RIBEIRINHOS MIGRANTES DA AMAZÔNIA: [re] significando o imaginário cultural na prática de manejo e uso da floresta

Em abril passado, estive participando de uma mesa redonda em Salamanca /Espanha. Não foi fácil chegar por lá, depois de uma atribulada situação no Aeroporto Barajas em Madrid, onde fiquei detida por aproximadamente 10 horas.
Os fatos não abafaram a qualidade do trabalho, a força interior que me conduz, abrilhantou o meu ser diuturnamente, mesmo sem minha bagagem, foi outro desacerto da viagem, o reconhecimento veio quando a plenária se mostrou interessada e o Coordenador dos trabalhos, daquele dia, se postou para me cumprimentar.
Veja se não valeu a pena o sacrifício! É só ler e deleitar-se com as idéias.

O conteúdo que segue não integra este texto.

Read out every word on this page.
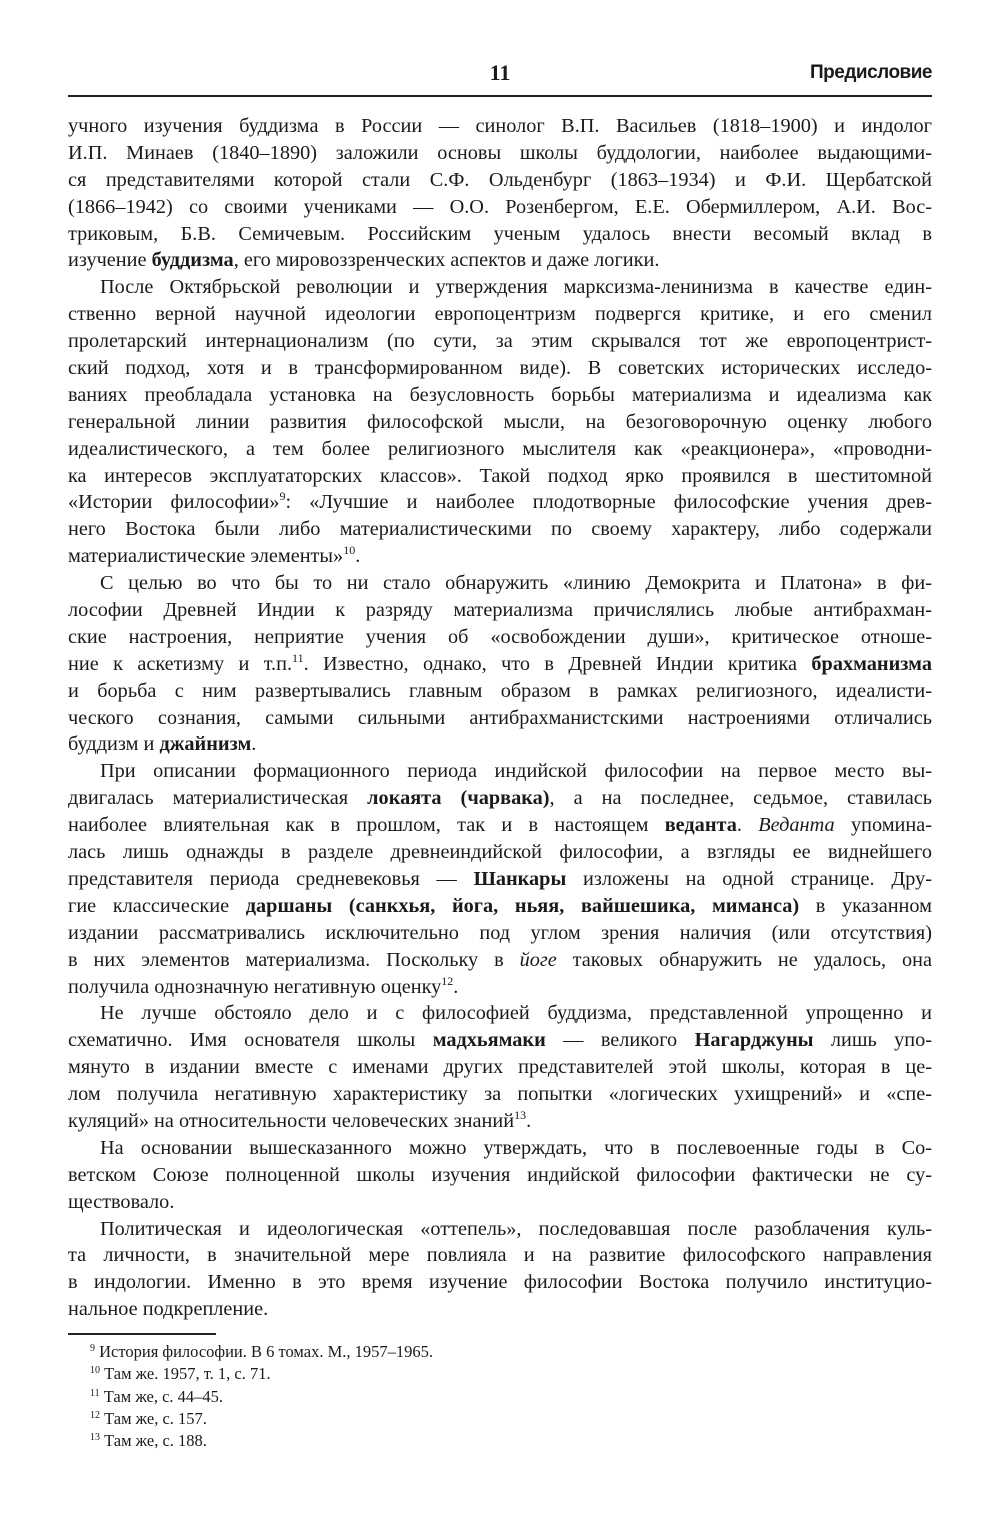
11	Предисловие
учного изучения буддизма в России — синолог В.П. Васильев (1818–1900) и индолог
И.П. Минаев (1840–1890) заложили основы школы буддологии, наиболее выдающими-
ся представителями которой стали С.Ф. Ольденбург (1863–1934) и Ф.И. Щербатской
(1866–1942) со своими учениками — О.О. Розенбергом, Е.Е. Обермиллером, А.И. Вос-
триковым, Б.В. Семичевым. Российским ученым удалось внести весомый вклад в
изучение буддизма, его мировоззренческих аспектов и даже логики.
После Октябрьской революции и утверждения марксизма-ленинизма в качестве един-
ственно верной научной идеологии европоцентризм подвергся критике, и его сменил
пролетарский интернационализм (по сути, за этим скрывался тот же европоцентрист-
ский подход, хотя и в трансформированном виде). В советских исторических исследо-
ваниях преобладала установка на безусловность борьбы материализма и идеализма как
генеральной линии развития философской мысли, на безоговорочную оценку любого
идеалистического, а тем более религиозного мыслителя как «реакционера», «проводни-
ка интересов эксплуататорских классов». Такой подход ярко проявился в шеститомной
«Истории философии»$^9$: «Лучшие и наиболее плодотворные философские учения древ-
него Востока были либо материалистическими по своему характеру, либо содержали
материалистические элементы»$^{10}$.
С целью во что бы то ни стало обнаружить «линию Демокрита и Платона» в фи-
лософии Древней Индии к разряду материализма причислялись любые антибрахман-
ские настроения, неприятие учения об «освобождении души», критическое отноше-
ние к аскетизму и т.п.$^{11}$. Известно, однако, что в Древней Индии критика брахманизма
и борьба с ним развертывались главным образом в рамках религиозного, идеалисти-
ческого сознания, самыми сильными антибрахманистскими настроениями отличались
буддизм и джайнизм.
При описании формационного периода индийской философии на первое место вы-
двигалась материалистическая локаята (чарвака), а на последнее, седьмое, ставилась
наиболее влиятельная как в прошлом, так и в настоящем веданта. Веданта упомина-
лась лишь однажды в разделе древнеиндийской философии, а взгляды ее виднейшего
представителя периода средневековья — Шанкары изложены на одной странице. Дру-
гие классические даршаны (санкхья, йога, ньяя, вайшешика, миманса) в указанном
издании рассматривались исключительно под углом зрения наличия (или отсутствия)
в них элементов материализма. Поскольку в йоге таковых обнаружить не удалось, она
получила однозначную негативную оценку$^{12}$.
Не лучше обстояло дело и с философией буддизма, представленной упрощенно и
схематично. Имя основателя школы мадхьямаки — великого Нагарджуны лишь упо-
мянуто в издании вместе с именами других представителей этой школы, которая в це-
лом получила негативную характеристику за попытки «логических ухищрений» и «спе-
куляций» на относительности человеческих знаний$^{13}$.
На основании вышесказанного можно утверждать, что в послевоенные годы в Со-
ветском Союзе полноценной школы изучения индийской философии фактически не су-
ществовало.
Политическая и идеологическая «оттепель», последовавшая после разоблачения куль-
та личности, в значительной мере повлияла и на развитие философского направления
в индологии. Именно в это время изучение философии Востока получило институцио-
нальное подкрепление.
$^9$ История философии. В 6 томах. М., 1957–1965.
$^{10}$ Там же. 1957, т. 1, с. 71.
$^{11}$ Там же, с. 44–45.
$^{12}$ Там же, с. 157.
$^{13}$ Там же, с. 188.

Maria do P. Socorro Nóbrega Ribeiro
Universidade do Estado do Amazonas
mnobrega@uea.edu.br

A expansão territorial do Brasil ainda tem sido pouco pesquisada, apesar do valor estratégico e atual que reveste a questão. Historiadores amazonenses, como Arthur Cézar Ferreira Reis, ex-governador do Amazonas, e Samuel Benchimol, contribuíram com relevantes obras da história da ocupação e formação das fronteiras da região. A obra documental e os estudos legados pelo historiador português Jaime Cortesão estão a merecer renovada atenção da parte de historiadores e cientistas políticos brasileiros, se quisermos reconhecer a formação de nossas fronteiras.
Em decorrência, os equívocos com os quais se defronta o conhecimento da realidade amazônica transcorrem da carência de ensinamentos geopolíticos mais sólidos, embasados em uma historiografia mais rigorosa acerca da legitimidade da ocupação portuguesa dos territórios amazônicos, que abrangeram no passado o estado do Maranhão e Grão-Pará. A maioria das contribuições existentes data dos anos 1950-60 e hoje são pouco conhecidas. É o caso das obras fundamentais de Reis e de Jaime Cortesão.
Desse compendio a proposta traz para debate a cultura do caboclo migrante - ribeirinho - levando em conta o assombreamento dos costumes ancestrais à formação de novas identidades com base no mundo imaginário estruturado a partir do novo e a sustentação das tradições hora desaparecidas do convívio desse povo e que é suscitada por historiadores, educadores, filósofos, sociólogos e antropólogos que tentam desbaratar, chamando a sociedade para o debate.
A discussão surgiu no campo de pesquisa quando aluna do mestrado em meados de 2001, ao perceber o fluxo migratório ocorrido nos últimos quarenta anos em direção a Manaus e visa estabelecer um diálogo interdisciplinar entre saberes a partir da identidade cultural e do processo de acomodação vivido pelos migrantes, destacando o universo simbólico comum no dia-a-dia da população campo.
Arenz (2000) destaca este homem como ribeirinho, povo das barrancas dos rios, fortalecido pelas múltiplas configurações de resistência contra o poder hegemônico da época que os mantinha em constantes repressões, sendo estes: colonos, negros, tapuios e “índios-aldeados”. Esta condição vivida na década de 1830, em que a província do Grão-Pará, tinha pouco mais de 80 mil habitantes, sem incluir a população indígena não-aldeada que esperava ter seus direitos reconhecidos. Os escravos negros lutavam pela abolição da escravatura e os profissionais liberais nacionalistas e parte do clero pelejavam por uma independência mais efetiva que afastasse os portugueses do controle político e econômico.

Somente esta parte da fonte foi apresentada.